Las Caras de la Muerte, Nva Orleans
Independiente, Chile
Rating: 81
by Pierre Lestruhaut
One of threads that’s been commonly used to characterize the series of Chilean pop artists that have emerged in the new century is the idea that this is a generation that shows no musical prejudices (i.e. one that appreciates Daniela Romo as much as Rosario Bléfari) and thus has the liberty and the mindset to make music free from boundaries. Although the idea is mentioned by Alex Anwandter in an interview for Manuel Maira’s Canciones del fin del mundo, it seems like Milton Mahan, the musician more recognizable as half of Dënver, is starting to become the poster boy for what’s been this late 2000s/early 2010s crop of blog favorite unprejudiced Chilean musicians.
Although Dënver is, by popularity and output, Mahan’s main endeavour, his share of side projects have made him the sort of restless artist unafraid to venture into unknown territories. Aside from being part of retrofuturist and a little too overstuffed techno duo De Janeiros, his solo project Nva Orleans (previously Nueva Orleans) had shown signs of promise with a solid pair of singles. “Música y Discos” dropped in 2010 as a subliminal slice of self-conscious pop balladry (“Cientos de discos compactos nos habían influenciado”), and “Mediterráneo” followed it a couple of years later, as Nva Orleans developed into a project that contrasted the more immediate pleasures of Dënver for a much more profound mystique and esoteric lyricism.
Despite making music that initially strikes for grandeur, Mahan has claimed that the reference point that got him starting the Nva Orleans solo project was his admiration for the tonada, the Latin folk style of music that acquired great popularity in the 1960s when several prominent musicians from the Nueva Canción Chilena started exploring the form. In an interview for Super 45 he claimed that being a genre that mainly belonged to “women that had been abused by life,” it allowed him to dig into his “more obscure, more familiar, and more perverse side.” Las Caras de la Muerte is a record that certainly carries with it the imprint of the sorrowful troubadour, but its heartache and isolation is more textural than lyrical.

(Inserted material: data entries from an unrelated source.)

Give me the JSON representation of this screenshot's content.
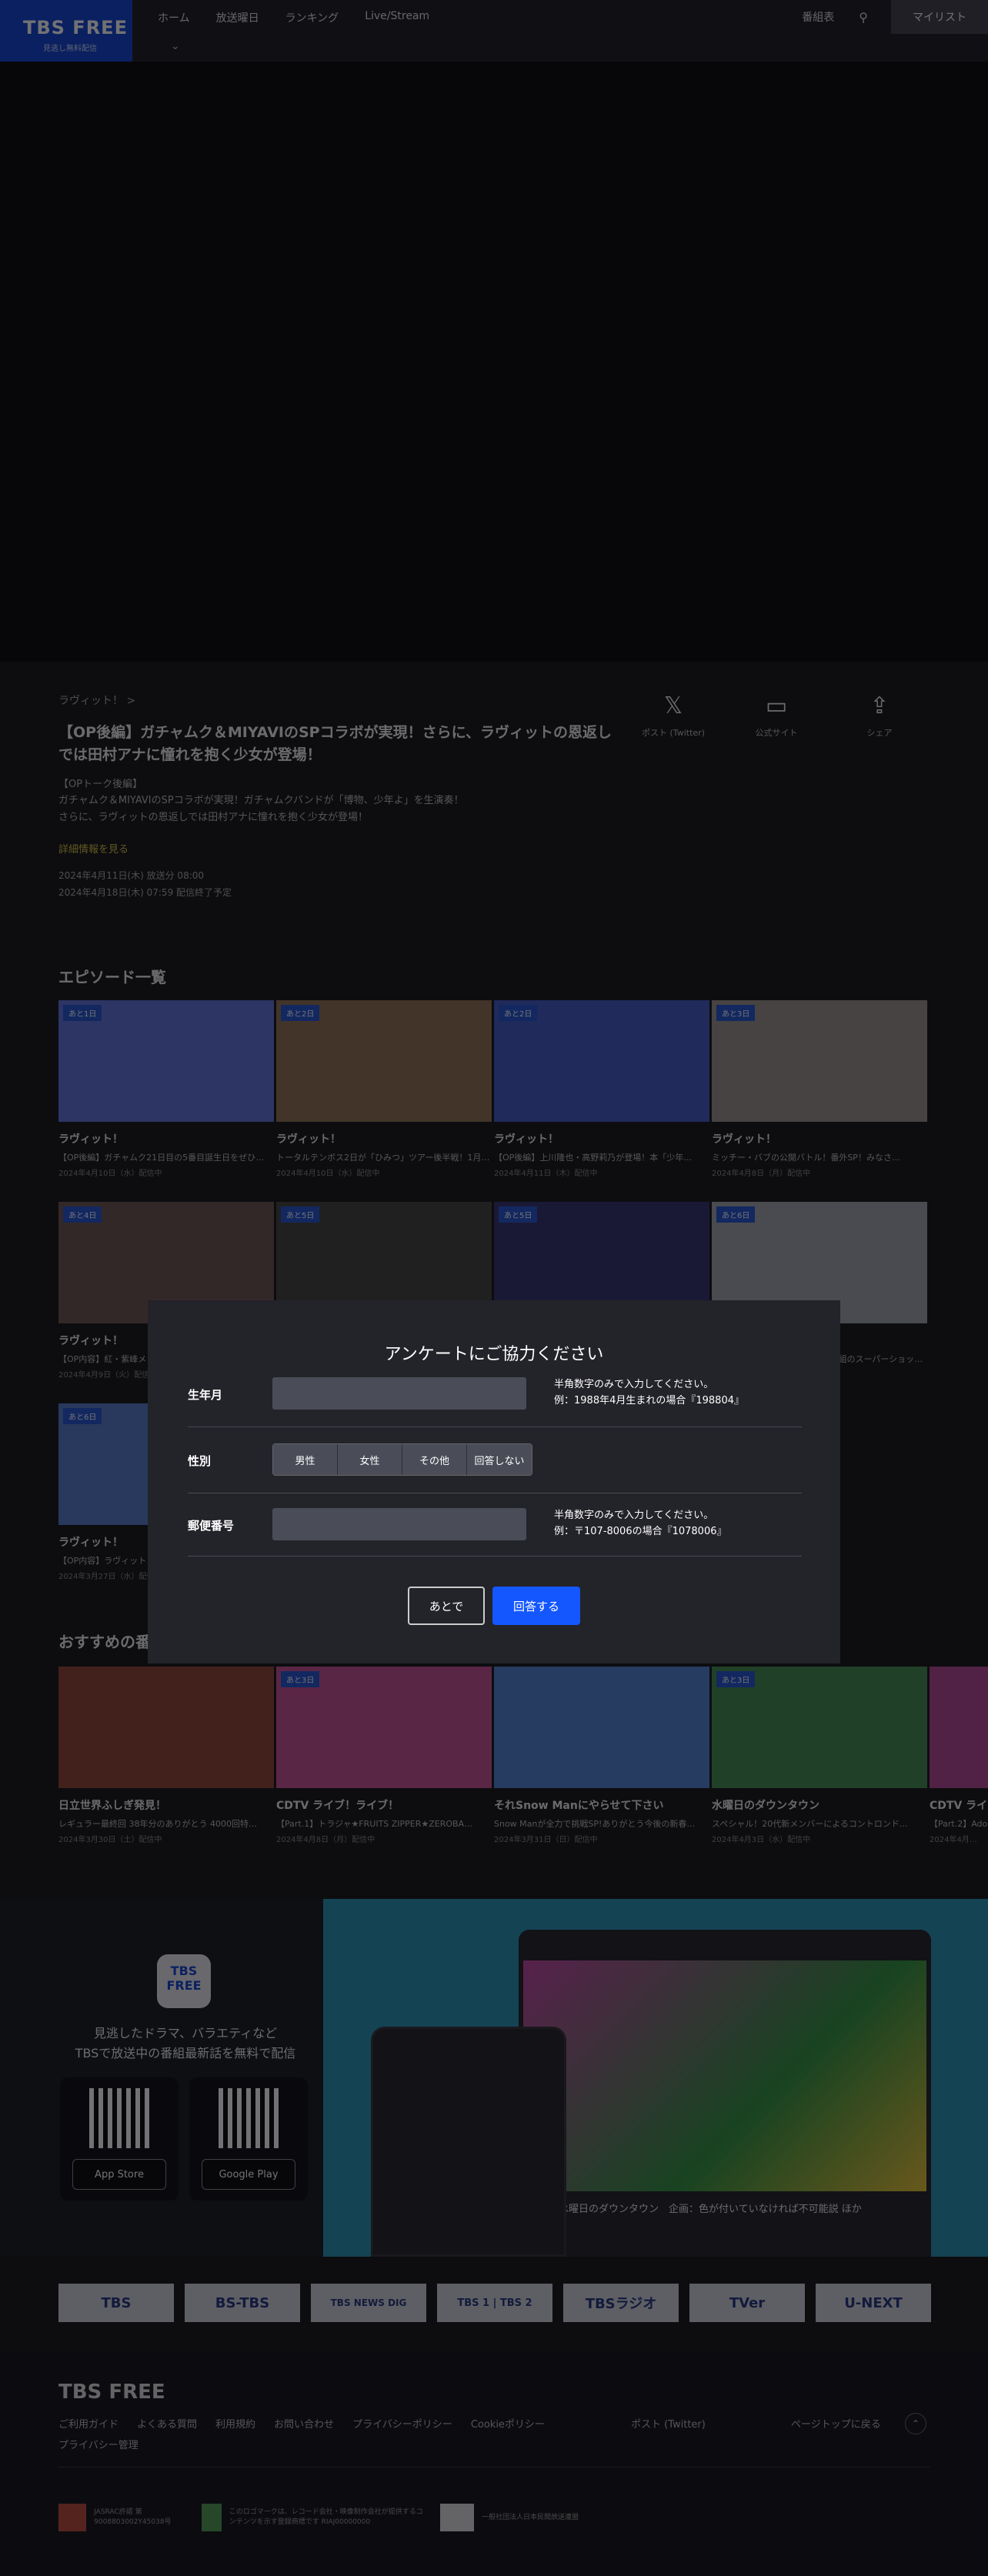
{
  "header": {
    "logo": "TBS FREE",
    "logo_sub": "見逃し無料配信",
    "nav": [
      "ホーム",
      "放送曜日",
      "ランキング",
      "Live/Stream"
    ],
    "schedule": "番組表",
    "mylist": "マイリスト"
  },
  "episode": {
    "breadcrumb": "ラヴィット！ >",
    "title": "【OP後編】ガチャムク＆MIYAVIのSPコラボが実現！さらに、ラヴィットの恩返しでは田村アナに憧れを抱く少女が登場！",
    "desc": [
      "【OPトーク後編】",
      "ガチャムク＆MIYAVIのSPコラボが実現！ガチャムクバンドが「博物、少年よ」を生演奏！",
      "さらに、ラヴィットの恩返しでは田村アナに憧れを抱く少女が登場！"
    ],
    "more": "詳細情報を見る",
    "broadcast": "2024年4月11日(木) 放送分 08:00",
    "expires": "2024年4月18日(木) 07:59 配信終了予定",
    "share_x": "ポスト (Twitter)",
    "share_site": "公式サイト",
    "share": "シェア"
  },
  "episodes_title": "エピソード一覧",
  "episodes": [
    {
      "badge": "あと1日",
      "title": "ラヴィット！",
      "sub": "【OP後編】ガチャムク21日目の5番目誕生日をぜひ…",
      "date": "2024年4月10日（水）配信中",
      "bg": "#5a6fd8"
    },
    {
      "badge": "あと2日",
      "title": "ラヴィット！",
      "sub": "トータルテンボス2日が「ひみつ」ツアー後半戦！1月…",
      "date": "2024年4月10日（水）配信中",
      "bg": "#8c6b4e"
    },
    {
      "badge": "あと2日",
      "title": "ラヴィット！",
      "sub": "【OP後編】上川隆也・高野莉乃が登場！本「少年…",
      "date": "2024年4月11日（木）配信中",
      "bg": "#3d55c4"
    },
    {
      "badge": "あと3日",
      "title": "ラヴィット！",
      "sub": "ミッチー・バブの公開バトル！番外SP！みなさ…",
      "date": "2024年4月8日（月）配信中",
      "bg": "#9a8f88"
    },
    {
      "badge": "あと4日",
      "title": "ラヴィット！",
      "sub": "【OP内容】紅・紫峰メンバーのファンのみなさまへ…",
      "date": "2024年4月9日（火）配信中",
      "bg": "#6a4f4a"
    },
    {
      "badge": "あと5日",
      "title": "ラヴィット！",
      "sub": "",
      "date": "",
      "bg": "#3f3c3a"
    },
    {
      "badge": "あと5日",
      "title": "ラヴィット！",
      "sub": "",
      "date": "",
      "bg": "#2f2b6a"
    },
    {
      "badge": "あと6日",
      "title": "ラヴィット！",
      "sub": "レガシーフィールド公開バトル番組のスーパーショット…",
      "date": "",
      "bg": "#9da2a9"
    },
    {
      "badge": "あと6日",
      "title": "ラヴィット！",
      "sub": "【OP内容】ラヴィット！2時間SP…",
      "date": "2024年3月27日（水）配信中",
      "bg": "#4f77c8"
    }
  ],
  "recommend_title": "おすすめの番組",
  "recommend": [
    {
      "badge": "",
      "title": "日立世界ふしぎ発見！",
      "sub": "レギュラー最終回 38年分のありがとう 4000回特…",
      "date": "2024年3月30日（土）配信中",
      "bg": "#8e3f2e"
    },
    {
      "badge": "あと3日",
      "title": "CDTV ライブ！ライブ！",
      "sub": "【Part.1】トラジャ★FRUITS ZIPPER★ZEROBA…",
      "date": "2024年4月8日（月）配信中",
      "bg": "#c54a8f"
    },
    {
      "badge": "",
      "title": "それSnow Manにやらせて下さい",
      "sub": "Snow Manが全力で挑戦SP!ありがとう今後の新春…",
      "date": "2024年3月31日（日）配信中",
      "bg": "#4a7fd0"
    },
    {
      "badge": "あと3日",
      "title": "水曜日のダウンタウン",
      "sub": "スペシャル！20代新メンバーによるコントロンド…",
      "date": "2024年4月3日（水）配信中",
      "bg": "#3c8a4a"
    },
    {
      "badge": "",
      "title": "CDTV ライブ！ライブ！",
      "sub": "【Part.2】Ado★…",
      "date": "2024年4月…",
      "bg": "#b04090"
    }
  ],
  "promo": {
    "icon": "TBS FREE",
    "text1": "見逃したドラマ、バラエティなど",
    "text2": "TBSで放送中の番組最新話を無料で配信",
    "appstore": "App Store",
    "googleplay": "Google Play",
    "tablet_caption": "水曜日のダウンタウン　企画：色が付いていなければ不可能説 ほか"
  },
  "partners": [
    "TBS",
    "BS-TBS",
    "TBS NEWS DIG",
    "TBS 1 | TBS 2",
    "TBSラジオ",
    "TVer",
    "U-NEXT"
  ],
  "footer": {
    "logo": "TBS FREE",
    "links": [
      "ご利用ガイド",
      "よくある質問",
      "利用規約",
      "お問い合わせ",
      "プライバシーポリシー",
      "Cookieポリシー",
      "プライバシー管理"
    ],
    "x": "ポスト (Twitter)",
    "pagetop": "ページトップに戻る",
    "cert1": "JASRAC許諾 第9008803002Y45038号",
    "cert2": "このロゴマークは、レコード会社・映像制作会社が提供するコンテンツを示す登録商標です RIAJ00000000",
    "cert3": "一般社団法人日本民間放送連盟"
  },
  "survey": {
    "title": "アンケートにご協力ください",
    "birth_label": "生年月",
    "birth_hint1": "半角数字のみで入力してください。",
    "birth_hint2": "例：1988年4月生まれの場合『198804』",
    "gender_label": "性別",
    "genders": [
      "男性",
      "女性",
      "その他",
      "回答しない"
    ],
    "zip_label": "郵便番号",
    "zip_hint1": "半角数字のみで入力してください。",
    "zip_hint2": "例：〒107-8006の場合『1078006』",
    "later": "あとで",
    "submit": "回答する"
  }
}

His resolution on citing the tonada as a main inspiration for creating Nva Orleans talks about a musician that’s fixated with the lyrical qualities and affections of Latin folk, yet, sonically, Mahan remains a devotee of electronic gadgetry. In refusing to go through the road of the tried and tested sounds typically associated with expressing sorrow (acoustic guitars, gushing strings), Las Caras de la Muerte occasionally finds the church-like grandeur of the micro-symphonic, modern avant-garde of contemporaries like Julia Holter. Despite Mahan showing off great skills as a lyricist, it remains a record whose narrative is better expressed through melodies rather than words, a cyclical journey around themes like family, sin, and departure that is also felt in Mahan’s arrangements.
A large part of the record is thematically linked to religion, more specifically the devil. Mahan’s own allusion to demonic forces in everyday life seem, for a record like this, just as puzzling as the second scene in Carlos Reygadas’ Post Tenebras Lux, in which a glowing, naked CGI devil lurks around the protagonist’s home. As Mahan has already proven to be a savvy video director, it’s safe to call his solo endeavor somewhat cinematic. A song like “Jesús, María, No Sé” has the poignant symbolism that has been linked to Reygadas’ ever-present themes (sexuality, mortality, and sin), and Las Caras de la Muerte is a record that’s both gorgeous and deep, melodically intense, yet thematically broad. Like Reygadas’ films, it’s a profound reflection on innocence and sin, love and heartbreak, life and death.